By Charles Topher | 16 September 2015
Bishop Robert Cunningham of the diocese of Syracuse, NY doesn’t think priests should take all of the blame for decades, if not centuries, of sexual abuse against young boys. According to Cunningham, the “age of reason” in the Catholic church is seven, so those boys are culpable for their actions.
The shocking statement came during testimony that was recently released from a deposition for a federal lawsuit. Charles Bailey, a survivor of a priest’s abuse, asked then-Bishop James Moynihan whether the church held children victims partly responsible for sexual abuse from priests . “(Bishop) Moynihan said that right to my face – ‘The age of reason is 7, so if you’re at least 7 you’re culpable for your actions.’ That kind of floored me,” said Bailey.
Obviously, the sentiment isn’t something one Bishop believes, but a broader excuse used to cover for the guilt of sexual predators.
The “age of reason” may be seven years old, but that in no way makes it the “age it’s the kid’s fault he was raped.” According to church doctrine, seven is the age a child should understand the difference between right and wrong.
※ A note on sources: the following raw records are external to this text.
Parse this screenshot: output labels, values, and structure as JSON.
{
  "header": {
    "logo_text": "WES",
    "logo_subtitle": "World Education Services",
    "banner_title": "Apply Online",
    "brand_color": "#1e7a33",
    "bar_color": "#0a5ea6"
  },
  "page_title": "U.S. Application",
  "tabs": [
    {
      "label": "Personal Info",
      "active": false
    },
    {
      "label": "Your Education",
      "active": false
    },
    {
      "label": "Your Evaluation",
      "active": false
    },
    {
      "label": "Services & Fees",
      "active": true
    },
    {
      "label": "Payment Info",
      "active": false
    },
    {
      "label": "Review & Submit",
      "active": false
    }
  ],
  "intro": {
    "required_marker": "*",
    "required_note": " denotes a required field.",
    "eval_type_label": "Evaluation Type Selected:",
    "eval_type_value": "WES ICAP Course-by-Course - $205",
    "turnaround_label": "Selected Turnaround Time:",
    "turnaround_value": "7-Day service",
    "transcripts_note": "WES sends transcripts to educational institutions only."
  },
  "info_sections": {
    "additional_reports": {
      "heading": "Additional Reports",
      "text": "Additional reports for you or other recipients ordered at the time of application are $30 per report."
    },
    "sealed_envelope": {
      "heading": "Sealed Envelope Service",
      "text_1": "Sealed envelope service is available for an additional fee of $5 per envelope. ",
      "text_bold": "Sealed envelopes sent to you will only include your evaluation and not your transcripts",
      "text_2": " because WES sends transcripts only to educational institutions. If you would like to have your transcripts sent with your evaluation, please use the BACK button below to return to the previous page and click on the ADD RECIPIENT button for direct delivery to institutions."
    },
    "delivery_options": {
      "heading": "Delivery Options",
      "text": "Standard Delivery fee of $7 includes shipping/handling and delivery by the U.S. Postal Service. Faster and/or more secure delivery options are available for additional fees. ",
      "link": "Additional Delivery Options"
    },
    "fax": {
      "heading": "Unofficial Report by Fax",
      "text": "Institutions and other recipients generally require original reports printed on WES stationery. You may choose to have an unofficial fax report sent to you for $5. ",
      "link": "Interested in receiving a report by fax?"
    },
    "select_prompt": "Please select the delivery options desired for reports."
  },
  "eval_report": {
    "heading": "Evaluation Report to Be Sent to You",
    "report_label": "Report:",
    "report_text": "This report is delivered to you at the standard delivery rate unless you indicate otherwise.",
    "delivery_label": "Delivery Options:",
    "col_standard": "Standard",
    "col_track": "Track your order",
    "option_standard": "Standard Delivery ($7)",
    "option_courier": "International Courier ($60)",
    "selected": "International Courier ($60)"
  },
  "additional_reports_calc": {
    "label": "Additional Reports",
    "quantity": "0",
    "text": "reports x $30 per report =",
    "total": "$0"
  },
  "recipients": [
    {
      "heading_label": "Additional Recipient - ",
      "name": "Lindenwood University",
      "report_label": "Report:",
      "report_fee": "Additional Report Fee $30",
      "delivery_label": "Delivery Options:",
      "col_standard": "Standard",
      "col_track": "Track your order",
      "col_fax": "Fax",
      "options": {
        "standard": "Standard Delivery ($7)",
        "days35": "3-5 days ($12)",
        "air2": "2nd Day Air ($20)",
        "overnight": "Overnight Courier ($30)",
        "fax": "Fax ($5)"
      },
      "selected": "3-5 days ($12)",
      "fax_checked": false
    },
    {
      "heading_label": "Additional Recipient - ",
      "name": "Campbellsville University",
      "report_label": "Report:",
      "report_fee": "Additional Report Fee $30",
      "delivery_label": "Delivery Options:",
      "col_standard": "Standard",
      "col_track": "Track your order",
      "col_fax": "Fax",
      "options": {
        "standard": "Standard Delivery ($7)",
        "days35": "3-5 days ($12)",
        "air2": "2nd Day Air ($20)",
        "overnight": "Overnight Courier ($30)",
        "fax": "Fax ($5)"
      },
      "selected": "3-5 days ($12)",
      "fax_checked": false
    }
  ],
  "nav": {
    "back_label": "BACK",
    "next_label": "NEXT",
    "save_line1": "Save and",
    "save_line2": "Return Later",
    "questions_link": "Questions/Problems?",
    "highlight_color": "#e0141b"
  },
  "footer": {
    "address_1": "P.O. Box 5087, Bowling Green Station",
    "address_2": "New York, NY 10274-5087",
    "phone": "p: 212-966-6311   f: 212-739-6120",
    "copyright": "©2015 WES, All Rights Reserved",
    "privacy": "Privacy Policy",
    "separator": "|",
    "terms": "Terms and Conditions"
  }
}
It’s also the age a child is eligible for communion.
A spokesman for the diocese has been trying to defend the bishop, saying that his statements in a deposition don’t mean he believes children are responsible for being raped and that it was “unfair to use the deposition to characterize his position otherwise.”
“Unfair may not quite cut it where this man is concerned. When pressed on the issue, he said it wasn’t his place to know how much guilt was on the victim’s hands. The simple answer, “none,” became another distorted version of reality that somehow makes it at least partially a child’s fault when a priest abuses him.
“Well, I mean, without knowing the circumstances completely, did the boy encourage, go along with (it) in any way?” Cunningham asked. The lawyer asked Cunningham if he could imagine any circumstance in which a 14- or 15-year-old boy could be held responsible in the eyes of the church when a priest asks him to engage in sex.
“Obviously, what the priest did was wrong,” Cunningham said. “You’re asking me if the young man had any culpability, and I can’t judge that.”
Actually, you can judge that. Anyone can judge that. What happened is priests used their influence and position as “messengers of God” to force children to comply with their perverted sexual desires. In the very least they were forced to make adult decisions they didn’t have the capacity to make. This bishop and all the priests he defended with this mindless argument betrayed the trust of the parishioners and especially the children of the Diocese of Syracuse.
Charles Bailey has circulated a petition he intends to present to Pope Francis in Philadelphia during his visit to remove Bishop Cunningham as the head of the church there.